Much in the way Éamonn Fitzmaurice came to the aid of his Kerry side after bad press, Cooper feels Gavin is entitled to support his players.
Last week, the Dublin manager insisted the narrative about Dublin was negative after Fitzmaurice previously claimed Dublin had played a part in Kerry being portrayed in a bad light.
The recently-retired eight-time All-Star accepts the pair are also playing mind games and attempting to exact influence.
“Well, no different from the players, they’re looking for percentages to back their team and maybe play a bit of mind games if you want to call it that.
“Éamonn stoked it up a little bit before the league final with his comments and Jim has done that in the past where he’s said that Kerry are very physical and overly aggressive.
“I think Paul Curran wrote an article recently enough as well criticising Kerry.
“They have to do what’s right for their team and if they feel they’re being harshly treated or unfairly treated, they’re going to play those mind games. They’re very clever people. I met Jim last week at a different event in AIB and we were just chatting about it. He wouldn’t be doing his job if he doesn’t stand up for his team and the fellas he’s training. That’s just part and parcel of what goes on. There’ll be plenty of mind games going on throughout the summer from other counties and it’s what gets us interested.”
Cooper joins Pat Spillane and Tomás Ó Sé as the third Kerry man on RTÉ GAA’s rota while Dublin have one in Ciarán Whelan.
“It’s funny to see some of the Kerry fellas involved, not just in RTÉ but in writing in the media as well,” agreed Cooper.
“It’s fairly stacked but I’m sure that will level out in the next couple of years when some of these Dublin guys retire. I’m sure they’ll be involved in the media in some way.
“People from around the country would feel Kerry have an unfair bias on Sunday nights but when you look at the other guys, they have very strong characters and there won’t be any shrinking violets when it comes to taking on the Kerry fellas.”
Spillane said he plays no role in a pro-Kerry narrative. “This is interesting because in Kerry people say I’m anti-Kerry. Outside of Kerry, they say I’m pro-Kerry so damned if you do and damned if you don’t.
“I don’t know Eamonn Fitzmaurice. I think I’ve met him once in my life. In terms of the Kerry players, I know the lads from Templenoe. Have I ever met another Kerry player socially? No, I haven’t.
“One thing I have done down through the years which you might agree or disagree with me on whether it’s Kerry or anyone else I don’t think anyone can ever say there was incident when people would say, ‘Jesus, you were pro-Kerry or you were a bit soft on Kerry there or you were driving a Kerry agenda’. You’ll get honesty.”

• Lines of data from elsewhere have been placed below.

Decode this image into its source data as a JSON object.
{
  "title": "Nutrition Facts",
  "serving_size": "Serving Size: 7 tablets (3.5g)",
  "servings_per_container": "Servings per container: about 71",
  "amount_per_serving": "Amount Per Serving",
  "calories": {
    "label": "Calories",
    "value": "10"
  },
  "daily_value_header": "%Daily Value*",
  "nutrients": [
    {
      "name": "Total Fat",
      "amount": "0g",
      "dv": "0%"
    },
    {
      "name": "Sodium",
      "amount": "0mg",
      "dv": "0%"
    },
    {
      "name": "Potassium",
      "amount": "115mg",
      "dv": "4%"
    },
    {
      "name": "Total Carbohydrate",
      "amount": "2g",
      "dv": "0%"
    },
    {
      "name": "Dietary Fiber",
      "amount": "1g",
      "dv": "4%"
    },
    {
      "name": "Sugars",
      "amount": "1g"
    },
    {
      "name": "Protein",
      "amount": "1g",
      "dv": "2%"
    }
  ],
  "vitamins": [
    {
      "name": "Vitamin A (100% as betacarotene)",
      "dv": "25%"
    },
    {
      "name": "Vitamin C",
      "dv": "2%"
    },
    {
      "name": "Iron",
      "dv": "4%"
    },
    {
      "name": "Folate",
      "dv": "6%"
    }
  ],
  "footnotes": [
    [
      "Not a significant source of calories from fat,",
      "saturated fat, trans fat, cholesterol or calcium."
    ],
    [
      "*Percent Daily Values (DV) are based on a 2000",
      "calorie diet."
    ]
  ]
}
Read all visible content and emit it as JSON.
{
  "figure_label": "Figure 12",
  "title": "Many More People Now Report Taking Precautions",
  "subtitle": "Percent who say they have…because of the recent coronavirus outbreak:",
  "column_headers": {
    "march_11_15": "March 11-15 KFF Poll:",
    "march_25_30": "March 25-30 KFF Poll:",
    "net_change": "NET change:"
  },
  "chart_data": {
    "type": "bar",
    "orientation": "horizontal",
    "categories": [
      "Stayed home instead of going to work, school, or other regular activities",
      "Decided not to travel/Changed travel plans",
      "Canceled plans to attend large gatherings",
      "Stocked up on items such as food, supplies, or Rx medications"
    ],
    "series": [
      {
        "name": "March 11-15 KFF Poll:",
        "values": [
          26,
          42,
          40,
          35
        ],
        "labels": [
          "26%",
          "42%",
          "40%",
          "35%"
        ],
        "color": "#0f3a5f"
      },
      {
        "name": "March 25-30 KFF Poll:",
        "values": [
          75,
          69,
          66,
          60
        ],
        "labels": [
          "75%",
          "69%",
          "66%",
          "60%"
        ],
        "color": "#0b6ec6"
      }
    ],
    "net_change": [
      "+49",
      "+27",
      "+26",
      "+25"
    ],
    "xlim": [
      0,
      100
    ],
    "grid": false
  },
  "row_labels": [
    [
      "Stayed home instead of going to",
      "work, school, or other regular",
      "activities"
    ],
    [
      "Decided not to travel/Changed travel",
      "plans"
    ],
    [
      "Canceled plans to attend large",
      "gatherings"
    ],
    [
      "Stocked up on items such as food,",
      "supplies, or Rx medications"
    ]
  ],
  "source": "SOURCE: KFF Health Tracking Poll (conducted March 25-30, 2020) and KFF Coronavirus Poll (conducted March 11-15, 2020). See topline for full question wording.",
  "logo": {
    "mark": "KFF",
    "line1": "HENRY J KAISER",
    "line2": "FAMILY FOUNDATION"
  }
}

Ó Sé isn’t certain Gavin is trying to convince referees that Dublin are not cynical.
“I think the media have a lot to do with it. They’ll push it and say, ‘Jeez he’s trying to pressure the refs here.’
“I think he’s (Gavin) trying to look out for his team. I think Fitzmaurice is the same. You’d hope, and this is the problem we have every year with the Sunday Game, you’d hope that the referees will show some consistency.”

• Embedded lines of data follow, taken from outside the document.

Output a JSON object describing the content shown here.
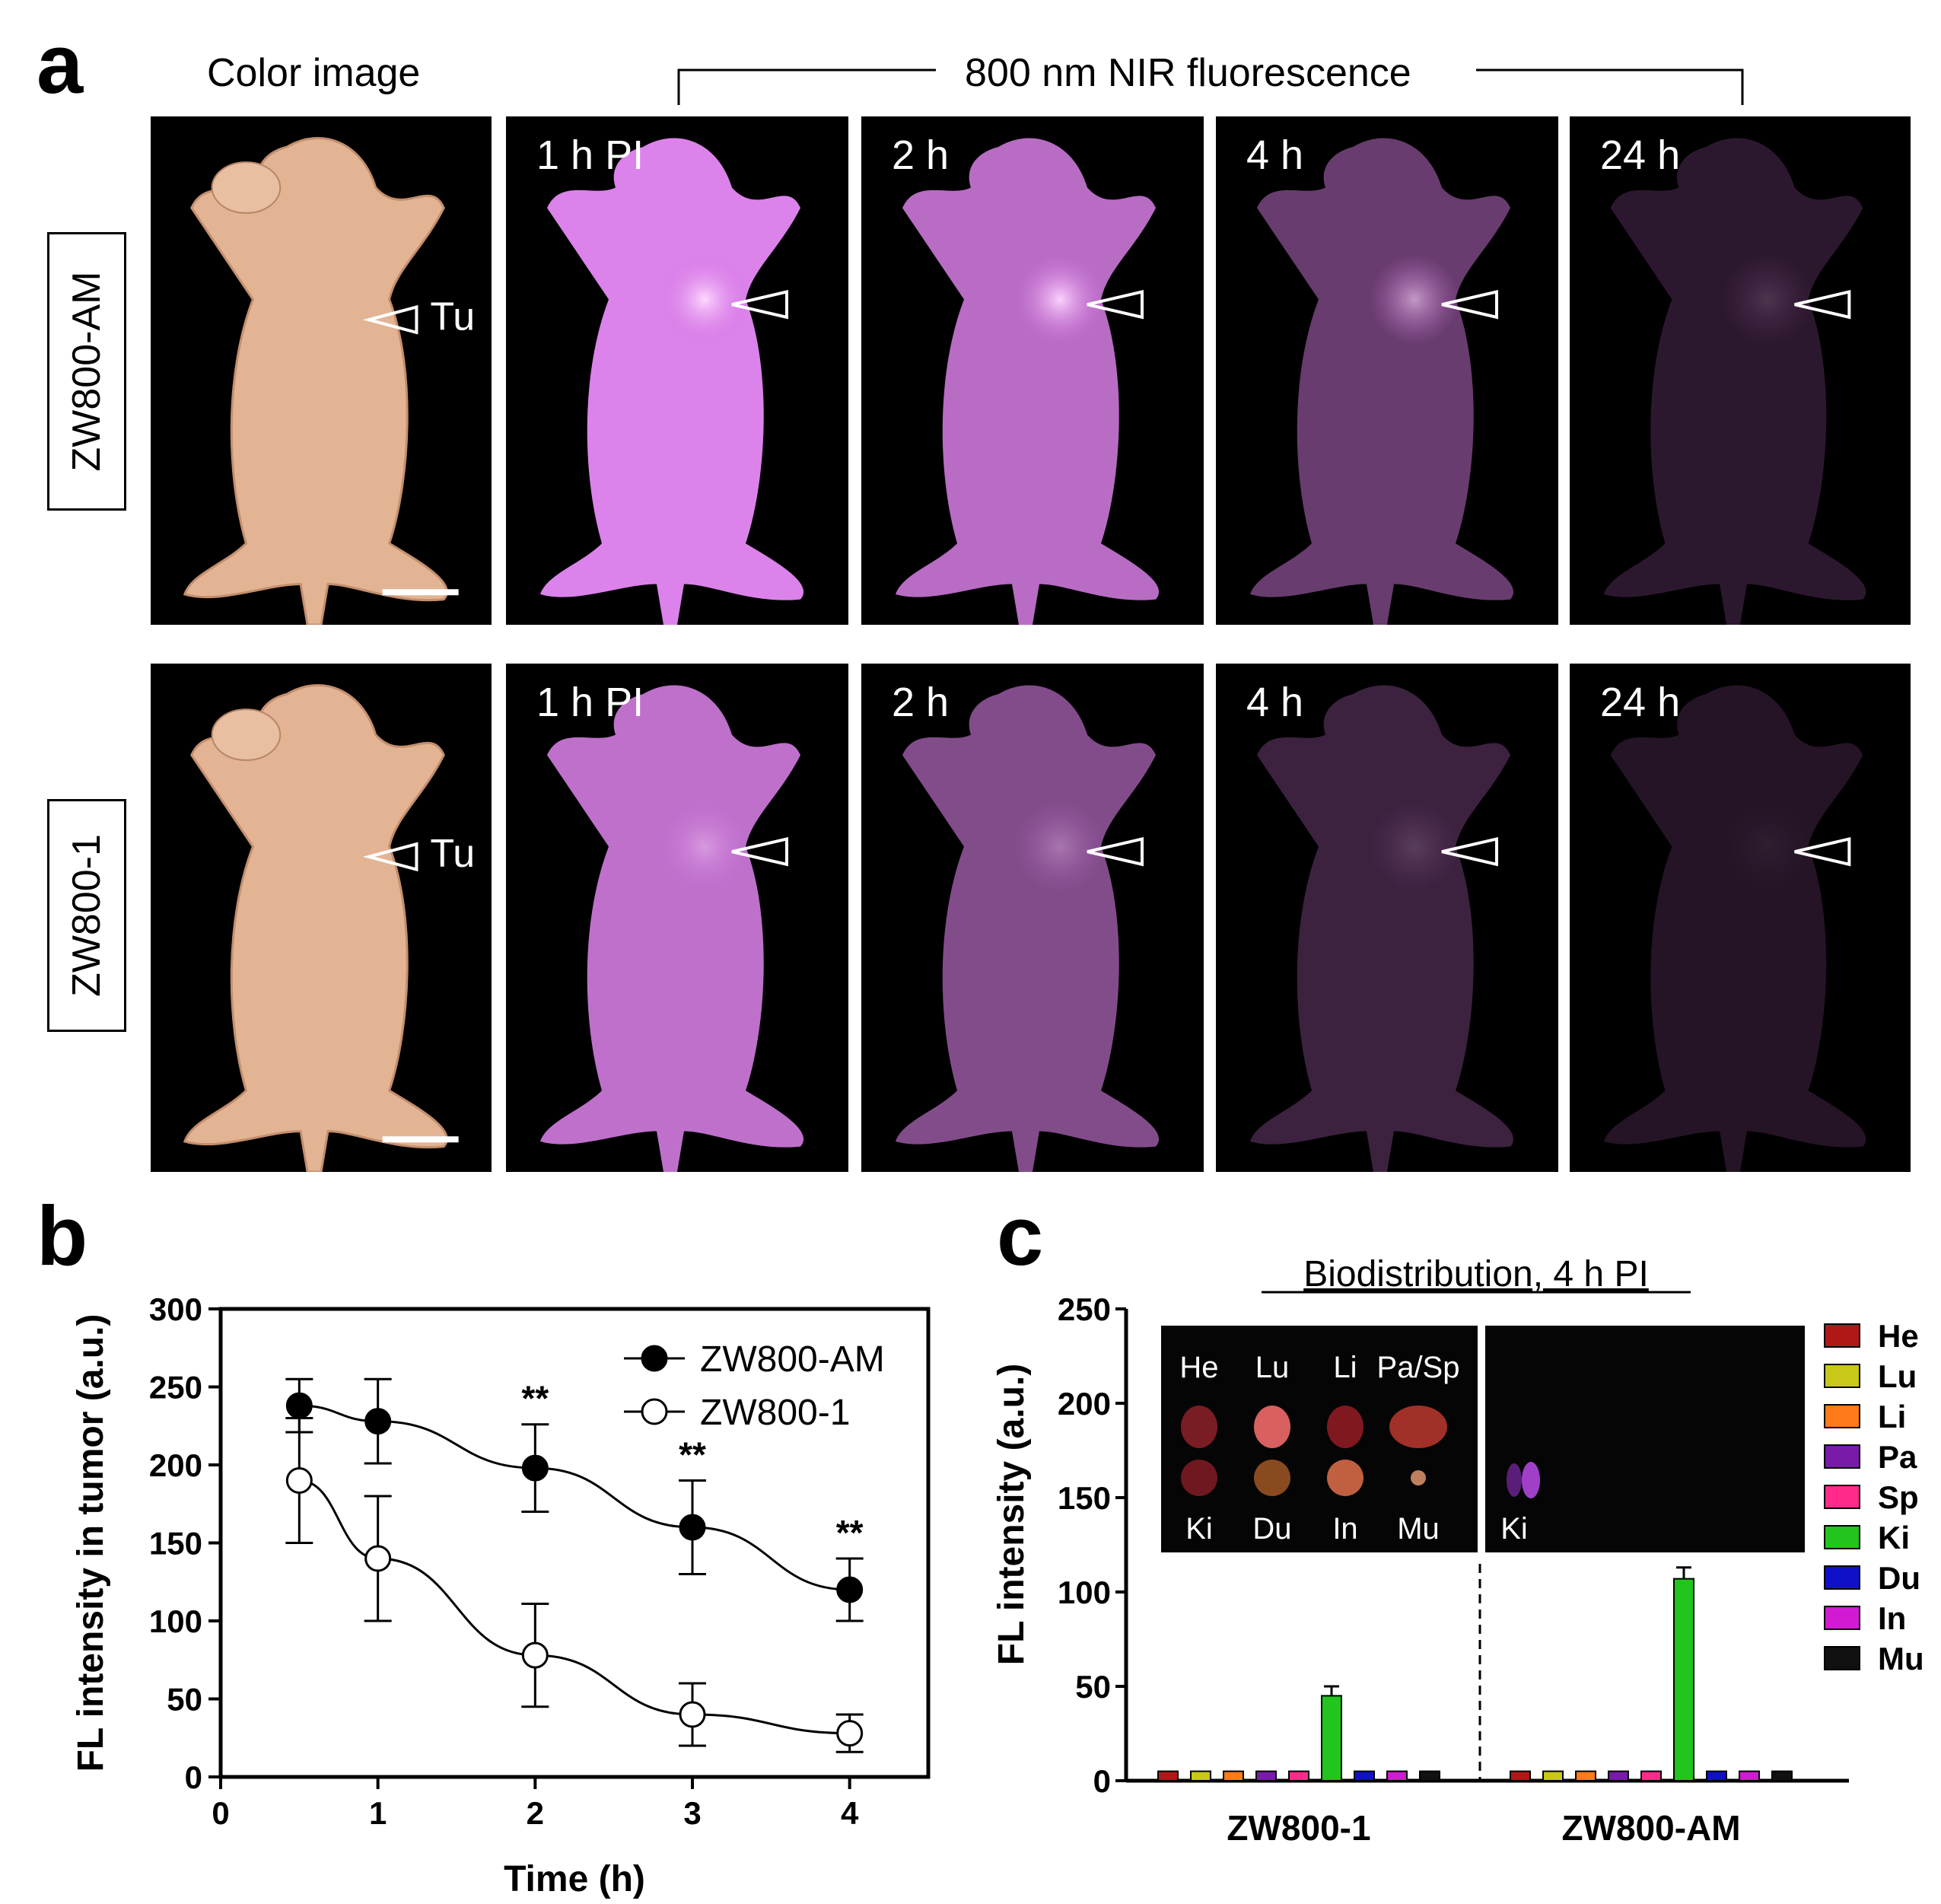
{
  "panel_a": {
    "letter": "a",
    "color_header": "Color image",
    "nir_header": "800 nm NIR fluorescence",
    "tumor_label": "Tu",
    "rows": [
      {
        "label": "ZW800-AM",
        "intensities": [
          1.0,
          0.82,
          0.42,
          0.12
        ],
        "tumor_glow": [
          1.0,
          0.95,
          0.6,
          0.15
        ]
      },
      {
        "label": "ZW800-1",
        "intensities": [
          0.85,
          0.55,
          0.2,
          0.08
        ],
        "tumor_glow": [
          0.4,
          0.3,
          0.15,
          0.05
        ]
      }
    ],
    "time_labels": [
      "1 h PI",
      "2 h",
      "4 h",
      "24 h"
    ]
  },
  "panel_b": {
    "letter": "b",
    "chart_data": {
      "type": "scatter",
      "xlabel": "Time (h)",
      "ylabel": "FL intensity in tumor (a.u.)",
      "xlim": [
        0,
        4.5
      ],
      "ylim": [
        0,
        300
      ],
      "xticks": [
        0,
        1,
        2,
        3,
        4
      ],
      "yticks": [
        0,
        50,
        100,
        150,
        200,
        250,
        300
      ],
      "legend_position": "top-right",
      "significance": [
        {
          "x": 2,
          "label": "**"
        },
        {
          "x": 3,
          "label": "**"
        },
        {
          "x": 4,
          "label": "**"
        }
      ],
      "series": [
        {
          "name": "ZW800-AM",
          "marker": "filled-circle",
          "x": [
            0.5,
            1,
            2,
            3,
            4
          ],
          "y": [
            238,
            228,
            198,
            160,
            120
          ],
          "err": [
            17,
            27,
            28,
            30,
            20
          ]
        },
        {
          "name": "ZW800-1",
          "marker": "open-circle",
          "x": [
            0.5,
            1,
            2,
            3,
            4
          ],
          "y": [
            190,
            140,
            78,
            40,
            28
          ],
          "err": [
            40,
            40,
            33,
            20,
            12
          ]
        }
      ]
    }
  },
  "panel_c": {
    "letter": "c",
    "inset_organs_top": [
      "He",
      "Lu",
      "Li",
      "Pa/Sp"
    ],
    "inset_organs_bottom": [
      "Ki",
      "Du",
      "In",
      "Mu"
    ],
    "inset_right_label": "Ki",
    "chart_data": {
      "type": "bar",
      "title": "Biodistribution, 4 h PI",
      "ylabel": "FL intensity (a.u.)",
      "ylim": [
        0,
        250
      ],
      "yticks": [
        0,
        50,
        100,
        150,
        200,
        250
      ],
      "categories": [
        "ZW800-1",
        "ZW800-AM"
      ],
      "legend_position": "right",
      "series": [
        {
          "name": "He",
          "color": "#b01717",
          "values": [
            5,
            5
          ]
        },
        {
          "name": "Lu",
          "color": "#c8c818",
          "values": [
            5,
            5
          ]
        },
        {
          "name": "Li",
          "color": "#ff7a1a",
          "values": [
            5,
            5
          ]
        },
        {
          "name": "Pa",
          "color": "#7a1aa8",
          "values": [
            5,
            5
          ]
        },
        {
          "name": "Sp",
          "color": "#ff2a8a",
          "values": [
            5,
            5
          ]
        },
        {
          "name": "Ki",
          "color": "#22c41e",
          "values": [
            45,
            107
          ],
          "err": [
            5,
            6
          ]
        },
        {
          "name": "Du",
          "color": "#1010c8",
          "values": [
            5,
            5
          ]
        },
        {
          "name": "In",
          "color": "#d21ad2",
          "values": [
            5,
            5
          ]
        },
        {
          "name": "Mu",
          "color": "#111111",
          "values": [
            5,
            5
          ]
        }
      ]
    }
  }
}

Whelan senses the situation has become “pantomime” – “I think the landscape has changed and there is so much going on, on social media, a lot of people have views and one comment can be twisted into an agenda and Éamonn Fitzmaurice was very strong on his comments before the national league final. I think Jim Gavin, likewise, made a strategic statement. I think it’s a bit of the pantomime that goes on. I don’t think it really influences or gets to referees at the end of the day.”
Meanwhile, Cooper regards this championship as Mayo’s make-or-break one. “If they don’t do it this year I think the squad are going to break up. There’s a lot of miles on the clock – Keith Higgins, Colm Boyle, a couple more players. They’ve a lot of miles on the clock and have been amazing players for Mayo.
“But I just get a sense if it doesn’t arrive for them this year, it may be hard for Stephen Rochford to keep all them together. Or maybe he might just come with a fresh approach. It’s a big year for them.”